The pre-conference sponsors are applying learnings from the day-long discussions to develop a forthcoming global roadmap for action to help coordinate and crowd in support for collective action on fostering policy solutions, programming, and financing for care services and infrastructure.

Intersectional Strategies to Advance Gender Equality

The Women Deliver Conference facilitated engagement between attendees in a dynamic mix of side events, concurrent sessions, and serendipitous chance meetings with longtime colleagues and new connections. Three takeaways stand out from the rich discussions encompassed in each conference session.

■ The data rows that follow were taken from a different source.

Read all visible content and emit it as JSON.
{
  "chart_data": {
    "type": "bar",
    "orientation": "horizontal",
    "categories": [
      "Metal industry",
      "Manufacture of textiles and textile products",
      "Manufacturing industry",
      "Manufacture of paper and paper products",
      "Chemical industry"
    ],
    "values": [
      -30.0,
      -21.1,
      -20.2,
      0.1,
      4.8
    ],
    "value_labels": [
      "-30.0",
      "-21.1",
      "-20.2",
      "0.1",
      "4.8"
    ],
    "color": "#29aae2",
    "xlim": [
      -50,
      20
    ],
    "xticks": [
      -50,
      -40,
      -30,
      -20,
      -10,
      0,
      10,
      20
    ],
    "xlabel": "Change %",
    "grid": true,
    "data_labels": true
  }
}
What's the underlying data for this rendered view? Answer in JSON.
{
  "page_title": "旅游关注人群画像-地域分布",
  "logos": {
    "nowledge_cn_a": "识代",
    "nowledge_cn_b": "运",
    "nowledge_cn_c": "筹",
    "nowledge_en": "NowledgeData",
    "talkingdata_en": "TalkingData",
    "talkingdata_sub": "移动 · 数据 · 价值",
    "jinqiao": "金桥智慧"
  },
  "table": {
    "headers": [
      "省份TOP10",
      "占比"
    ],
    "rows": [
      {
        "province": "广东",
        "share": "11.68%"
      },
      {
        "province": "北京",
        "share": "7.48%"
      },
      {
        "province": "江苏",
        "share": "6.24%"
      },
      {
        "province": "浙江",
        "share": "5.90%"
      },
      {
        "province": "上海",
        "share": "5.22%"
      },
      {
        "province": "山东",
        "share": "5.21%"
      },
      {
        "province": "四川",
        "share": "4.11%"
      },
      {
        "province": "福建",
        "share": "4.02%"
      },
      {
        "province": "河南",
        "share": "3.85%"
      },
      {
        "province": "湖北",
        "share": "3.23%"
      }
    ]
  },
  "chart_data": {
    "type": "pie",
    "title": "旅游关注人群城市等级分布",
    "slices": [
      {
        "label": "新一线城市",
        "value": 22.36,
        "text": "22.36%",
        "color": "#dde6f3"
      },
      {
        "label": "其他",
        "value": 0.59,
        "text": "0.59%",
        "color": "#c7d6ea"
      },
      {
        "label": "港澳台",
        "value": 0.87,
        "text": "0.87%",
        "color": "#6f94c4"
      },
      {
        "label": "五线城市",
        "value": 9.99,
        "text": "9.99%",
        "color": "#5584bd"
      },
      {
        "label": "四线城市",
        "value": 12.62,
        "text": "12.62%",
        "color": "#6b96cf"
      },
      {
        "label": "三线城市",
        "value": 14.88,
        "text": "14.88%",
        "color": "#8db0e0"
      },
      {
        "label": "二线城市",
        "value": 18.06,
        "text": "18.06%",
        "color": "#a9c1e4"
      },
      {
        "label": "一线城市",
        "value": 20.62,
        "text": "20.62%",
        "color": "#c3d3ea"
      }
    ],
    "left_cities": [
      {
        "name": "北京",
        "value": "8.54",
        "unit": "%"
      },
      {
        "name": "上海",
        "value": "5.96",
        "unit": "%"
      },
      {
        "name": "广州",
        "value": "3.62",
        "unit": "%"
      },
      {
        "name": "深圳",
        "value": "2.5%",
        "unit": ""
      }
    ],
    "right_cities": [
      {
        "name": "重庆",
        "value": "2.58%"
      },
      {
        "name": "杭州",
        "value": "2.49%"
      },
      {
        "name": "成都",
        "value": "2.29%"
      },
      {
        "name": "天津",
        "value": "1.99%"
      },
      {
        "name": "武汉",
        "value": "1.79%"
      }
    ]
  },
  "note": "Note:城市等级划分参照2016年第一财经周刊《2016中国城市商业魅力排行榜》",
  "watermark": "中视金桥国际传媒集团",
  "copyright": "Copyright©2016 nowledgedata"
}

  1. Care is everywhere. Across diverse topics, virtually every session acknowledged how unpaid and unrecognized care work creates, complicates, or hinders progress on that particular issue. Unpaid and poorly paid care work performed predominantly by women is an urgent and persistent barrier to achieving gender equality and inclusive economic growth, and it is worthy of concerted and sustained investment. We need to continue to move from acknowledgement to planning and implementation of concrete actions at scale.
  2. No matter what we work on, we all must be climate activists. Ellen Dorsey of the Wallace Global Fund said it best: “We are the first generation to fully understand that climate change is urgent and the last generation that can do something about it before it’s too late.” Only 2% of climate financing goes to women and climate financing mechanisms are not designed to reach the women who are bearing the brunt of the climate crisis. Climate financing cannot be debt, because that simply means that women are paying it back through increased unpaid care work. Panelists called for decentralized solar energy systems as a transformative gender-sensitive climate solution, as well as land reform to empower women farmers—who are responsible for 65% of agricultural output, but only own 10% of the land. From transportation to trade, there are gender-sensitive climate strategies we can and must prioritize, “before it’s too late.”
  3. If you keep your head down and stay in your lane, you’re missing out. Seeking out intersections and collaboration are potent strategies for breaking out of “business as usual” and identifying new ways of working through new partnerships beyond the usual suspects. Our work at Cadmus hinges on integrating gender considerations and strategies across a diverse set of issue areas—from trade and investment to energy and transportation infrastructure—to establish impactful, long-lasting solutions that drive improved outcomes across economies and societies. The Women Deliver Conference brought together thousands of activists with a shared sense of urgency and created a valuable space to build stronger connections across common ideals. Translating ideals into action by leaning on newfound allies is how we move from attending a conference to fueling a movement that has its sights set on a feminist future where new climate solutions, more equitable economic systems, and more caring societies mean safer, more meaningful lives for all of us.